It’s a gift not a curse…
“What if you look at this current situation you’re in as a gift?” she said. “A gift” I say incredulously? What do you mean?
Let me try to explain she replies. Through your life, you have been through many times when you have not been able to truly express your feelings or direct your anger where it should be directed. You have internalised your emotions, turned your anger in on yourself. Now you have the opportunity to direct your anger at injustice, at where it should be directed instead of internalising it.
It has given me a lot of food for thought. I have so much rage inside me and seemingly no outlet. When I do something clumsy, I berate myself and have even been known to smack myself in the head with frustration. A friend of mine once told me that under anger there is always another emotion – I need to identify what that is and deal with that emotion. I understand the truth of that but sometimes, like now, I am just angry and don’t want to explore the other emotion because maybe, just maybe, it means I have to change or face an uncomfortable truth.
I have become aware lately that I am letting other people’s behaviour define who I am – how dumb is that? That’s giving them too much power over me – it’s their stuff not mine. Instead of feeling worthless, I have to remember that I matter – maybe not to my boss or the company that employs me – but to those who love me, to those I support, to myself most of all.

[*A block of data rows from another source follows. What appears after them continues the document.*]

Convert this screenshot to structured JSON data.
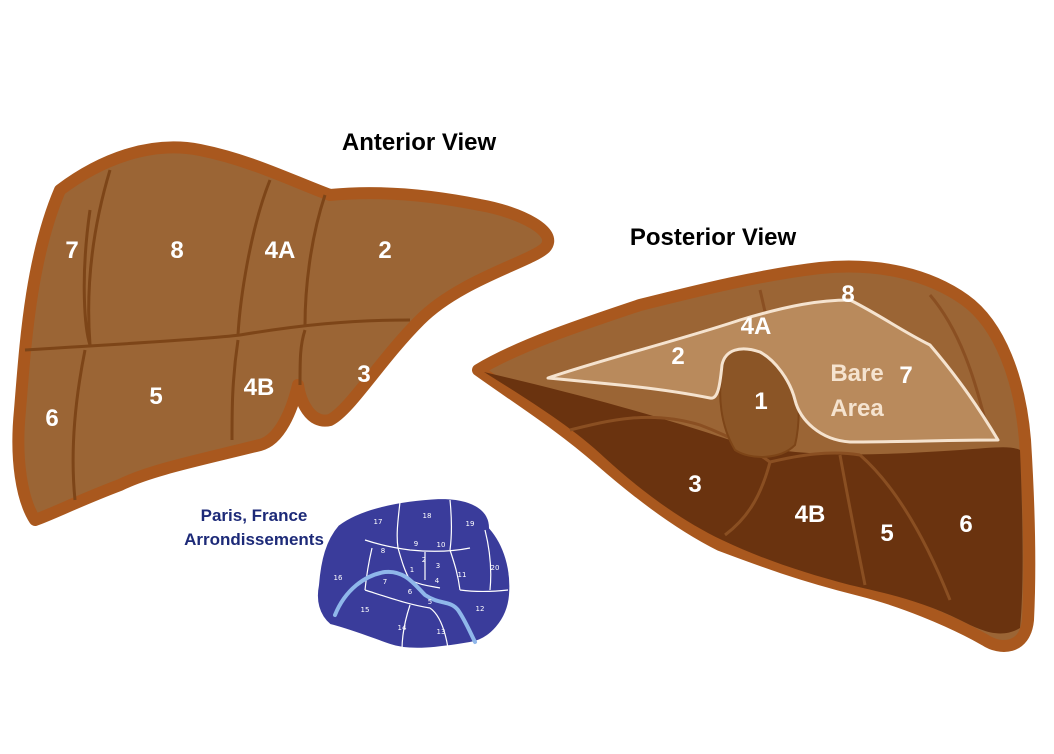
{
  "colors": {
    "liver_fill": "#9b6535",
    "liver_outline": "#a9581e",
    "liver_dark": "#6a330f",
    "bare_area": "#b98a5c",
    "paris_fill": "#3a3c9b",
    "seine": "#8fb7ea",
    "caption_text": "#1d2a78"
  },
  "anterior": {
    "title": "Anterior View",
    "segments": [
      "7",
      "8",
      "4A",
      "2",
      "6",
      "5",
      "4B",
      "3"
    ]
  },
  "posterior": {
    "title": "Posterior View",
    "segments": [
      "8",
      "4A",
      "2",
      "1",
      "7",
      "3",
      "4B",
      "5",
      "6"
    ],
    "bare_area": [
      "Bare",
      "Area"
    ]
  },
  "paris": {
    "caption": [
      "Paris, France",
      "Arrondissements"
    ],
    "arrondissements": [
      "17",
      "18",
      "19",
      "8",
      "9",
      "10",
      "2",
      "3",
      "1",
      "4",
      "11",
      "20",
      "16",
      "7",
      "6",
      "5",
      "15",
      "14",
      "13",
      "12"
    ]
  }
}
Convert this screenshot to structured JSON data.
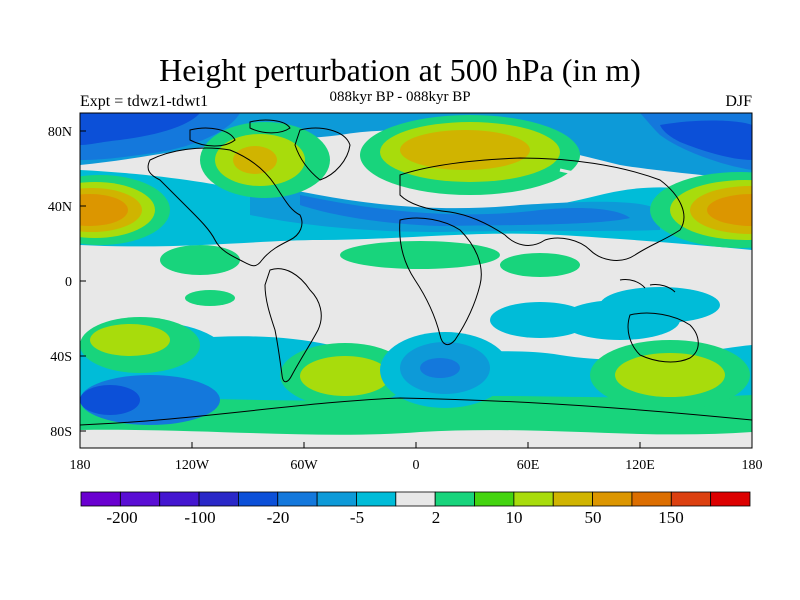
{
  "title": "Height perturbation at 500 hPa (in m)",
  "subtitle": "088kyr BP - 088kyr BP",
  "left_label": "Expt = tdwz1-tdwt1",
  "right_label": "DJF",
  "lat_ticks": [
    "80N",
    "40N",
    "0",
    "40S",
    "80S"
  ],
  "lon_ticks": [
    "180",
    "120W",
    "60W",
    "0",
    "60E",
    "120E",
    "180"
  ],
  "colorbar": {
    "colors": [
      "#6a00d0",
      "#5a0ed4",
      "#4416d0",
      "#2a28c8",
      "#0c50d8",
      "#1478dc",
      "#0d9ad8",
      "#00bcd8",
      "#e8e8e8",
      "#18d47c",
      "#44d410",
      "#a8dc0c",
      "#d0b400",
      "#dc9600",
      "#dc6e00",
      "#dc4010",
      "#dc0000"
    ],
    "labels": [
      "-200",
      "-100",
      "-20",
      "-5",
      "2",
      "10",
      "50",
      "150"
    ]
  },
  "chart_data": {
    "type": "filled-contour map",
    "field": "500 hPa geopotential height perturbation",
    "units": "m",
    "season": "DJF",
    "lon_range": [
      -180,
      180
    ],
    "lat_range": [
      -90,
      90
    ],
    "contour_levels": [
      -200,
      -100,
      -20,
      -5,
      2,
      10,
      50,
      150
    ],
    "features": [
      {
        "region": "Greenland / N Atlantic high-latitude",
        "value_range": "10 to 50"
      },
      {
        "region": "Northern Eurasia",
        "value_range": "10 to 50"
      },
      {
        "region": "N Pacific 40N (both edges)",
        "value_range": "50 to 150"
      },
      {
        "region": "N Atlantic to Central Asia 40-60N",
        "value_range": "-20 to -100"
      },
      {
        "region": "Arctic N Pacific",
        "value_range": "-20 to -100"
      },
      {
        "region": "South Atlantic 40S",
        "value_range": "-20 to -100"
      },
      {
        "region": "S Pacific / Southern Ocean",
        "value_range": "-5 to -20"
      },
      {
        "region": "Indian Ocean 40-60S",
        "value_range": "10 to 50"
      },
      {
        "region": "South Atlantic 50S west",
        "value_range": "10 to 50"
      }
    ]
  }
}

So back to this ‘gift’ I have before me right now. I have set up a punch bag at home and am using it to get rid of some of the rage before I look beneath the surface and see what the underlying emotion is. I am taking a step back from leadership at work and becoming one of the minions again. I am trying to remember not to let others define who I am. I so don’t want to waste this gift – this opportunity to heal. So while I may shed a few tears along the way, hammer the punch bag into submission, make adjustments, I will unwrap this gift with gratitude for the opportunity to get better.